Вспоминают ее дети, и учеба идет веселее…

Побивание свиней
пер. И.Булатовского

1

Как только в Шклове пышно зацветают огуречные грядки, тотчас же расцветают и летние забавы. Дел выше крыши: воровать, царапая руки, кислый крыжовник сквозь узкие щели в заборах; плескаться в разливе; ловить мух; копать ямы, когда сухо, и пускать в них бумажные кораблики после дождя; дергать волос на струны из конских хвостов; околачивать на кладбище несъедобные груши, которые поспеют только к Йом Киперу; рвать в канавах колючки и впутывать их в кудри друг дружке. Ну и тому подобные земные радости…

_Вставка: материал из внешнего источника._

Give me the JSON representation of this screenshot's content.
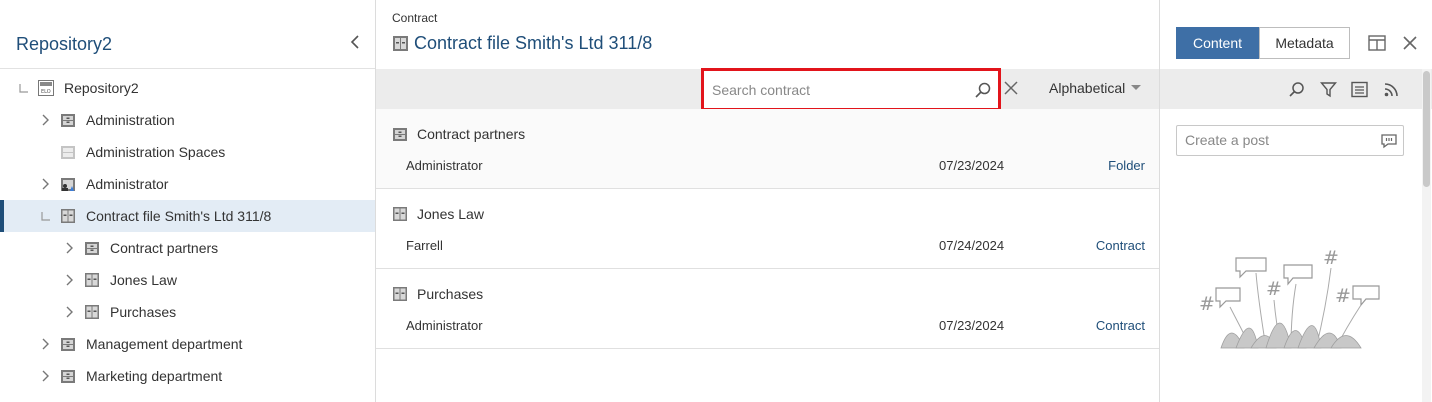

Однако лучшее из всех удовольствий — это утонченная забава, называемая «побивание свиней». Их бьют со всей страстью, со всей самоотверженностью, со всем пылом юности.

Сезон побивания свиней открывается в Шклове, как только из-под снега появляются кучи еврейского мусора и запираются свежевспаханные еврейские огороды.

Свиньи из мужицких предместий совсем не такие враги Израиля, как их хозяева-белорусы с вывороченными черными ноздрями и маленькими серыми глазками. Напротив, они питают слабость к еврейским улицам. Им нравится, к примеру, жирный еврейский мусор, субботние и праздничные отбросы. Им нравятся еврейские сады, не так тщательно огороженные, как мужицкие. Там можно проломить подгнившие жердины изгороди одним тычком рыла и закусить свежим огурцом или сладкой репой прямо с грядки. Да еще и отдохнуть на заболоченном берегу разлива после этой царской трапезы. Как можно сравнивать гойские песчаные пляжи с еврейским болотистым берегом! Пусть глупые люди бегут себе купаться и загорать там, на песке. На кой черт свинье песок? Что практичной хрюшке в нем делать?..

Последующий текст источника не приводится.